Does this clarify things?

> Right now, it sounds like you're worrying about trivial items (e.g. source
> IP addresses) without having a good big-picture grasp on the process first.
> Who cares what source IP address gateway-monitoring ICMP packets or DNS
> packets come from?

I really don't care at all, except that I thought this information
would be useful to demonstrate that the SRC address is currently the
primary address (source address selection). When the primary address
of the WAN interface becomes an IP address which is not known to the
default gateway of F2, I have no reason to think that packets now
having the N1 address will go anywhere. F2 cannot yet reach the
gateway of N1.

F1 must hold the N1 address until the last moment, since the computers
are still routing Internet-bound connections through F1, and I do not
believe I have the option of having F1 and F2 on the same uplink both
claiming the N1 address.

> I assume anything originating from the firewall will by
> default use the primary interface IP, but I don't know for sure - that stuff
> "Just Works" regardless of which IP address it originates from.

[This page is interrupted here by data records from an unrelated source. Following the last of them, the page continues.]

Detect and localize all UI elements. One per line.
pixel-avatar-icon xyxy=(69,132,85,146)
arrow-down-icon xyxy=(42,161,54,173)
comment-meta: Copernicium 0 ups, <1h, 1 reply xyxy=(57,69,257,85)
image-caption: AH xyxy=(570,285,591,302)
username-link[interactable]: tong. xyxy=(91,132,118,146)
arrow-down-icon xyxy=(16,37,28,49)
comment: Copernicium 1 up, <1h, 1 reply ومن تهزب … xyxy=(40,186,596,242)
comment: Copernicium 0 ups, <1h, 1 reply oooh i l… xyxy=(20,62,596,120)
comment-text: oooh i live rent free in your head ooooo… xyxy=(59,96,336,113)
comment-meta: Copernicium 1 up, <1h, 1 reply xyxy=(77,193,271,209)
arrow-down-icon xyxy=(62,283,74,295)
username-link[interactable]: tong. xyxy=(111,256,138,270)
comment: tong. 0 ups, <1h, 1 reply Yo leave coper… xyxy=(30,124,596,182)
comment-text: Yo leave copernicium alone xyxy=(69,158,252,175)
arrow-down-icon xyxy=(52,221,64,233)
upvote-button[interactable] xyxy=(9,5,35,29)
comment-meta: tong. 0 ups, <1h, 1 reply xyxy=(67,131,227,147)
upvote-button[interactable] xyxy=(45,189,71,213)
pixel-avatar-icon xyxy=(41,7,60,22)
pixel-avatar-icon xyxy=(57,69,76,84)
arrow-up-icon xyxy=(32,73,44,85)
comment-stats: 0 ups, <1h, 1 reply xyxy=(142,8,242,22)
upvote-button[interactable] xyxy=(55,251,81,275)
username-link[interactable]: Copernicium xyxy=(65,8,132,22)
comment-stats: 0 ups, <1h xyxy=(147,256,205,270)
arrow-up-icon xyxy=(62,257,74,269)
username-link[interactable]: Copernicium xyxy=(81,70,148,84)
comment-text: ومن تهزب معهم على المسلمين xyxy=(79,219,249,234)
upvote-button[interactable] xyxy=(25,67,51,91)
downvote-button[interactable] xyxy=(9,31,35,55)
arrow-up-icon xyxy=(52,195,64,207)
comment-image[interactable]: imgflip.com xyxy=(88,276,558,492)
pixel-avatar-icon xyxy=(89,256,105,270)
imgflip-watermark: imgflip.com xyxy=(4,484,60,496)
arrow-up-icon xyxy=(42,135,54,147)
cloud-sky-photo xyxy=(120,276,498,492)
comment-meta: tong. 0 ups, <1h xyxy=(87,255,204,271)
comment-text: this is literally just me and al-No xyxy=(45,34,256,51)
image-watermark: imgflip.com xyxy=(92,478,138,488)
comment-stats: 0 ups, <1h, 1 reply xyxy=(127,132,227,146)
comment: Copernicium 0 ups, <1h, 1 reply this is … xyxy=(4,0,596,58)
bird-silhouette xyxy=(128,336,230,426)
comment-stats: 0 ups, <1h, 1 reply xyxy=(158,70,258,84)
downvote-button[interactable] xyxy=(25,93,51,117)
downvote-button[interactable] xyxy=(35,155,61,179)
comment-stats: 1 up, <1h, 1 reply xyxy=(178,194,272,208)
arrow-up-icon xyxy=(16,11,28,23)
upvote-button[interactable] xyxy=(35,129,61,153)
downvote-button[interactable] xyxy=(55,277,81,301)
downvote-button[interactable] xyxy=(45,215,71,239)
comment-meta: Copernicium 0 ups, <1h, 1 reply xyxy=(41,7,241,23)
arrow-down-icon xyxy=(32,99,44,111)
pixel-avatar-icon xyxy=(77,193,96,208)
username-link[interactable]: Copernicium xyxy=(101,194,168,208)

I would assume the same thing, and I even think we can say this is the
case based on the SRC IP address of the aforementioned packets. Again,
if the WAN primary address is one not on the subnet of the default
gateway, I believe it will be dropped; the gateway of N1 is not yet
reachable.

If I am able to put F2 in a position where it's nearly completely
configured to host N1, such that I can have N1 moved to F2, change
outbound NAT on F2 to use the address of N1, use N1 as the default
gateway of F2, and immediately change the routing of the computers
behind the firewall so that they make Internet-bound connections
through F2, I'll be happy. If I have to move N1 to F2 before I can
configure F2 this way, downtime will be longer.

> I'll stop here for now until you've addressed the contradiction.
>
> -Adam

Again, thank you for your time and for asking for clarification!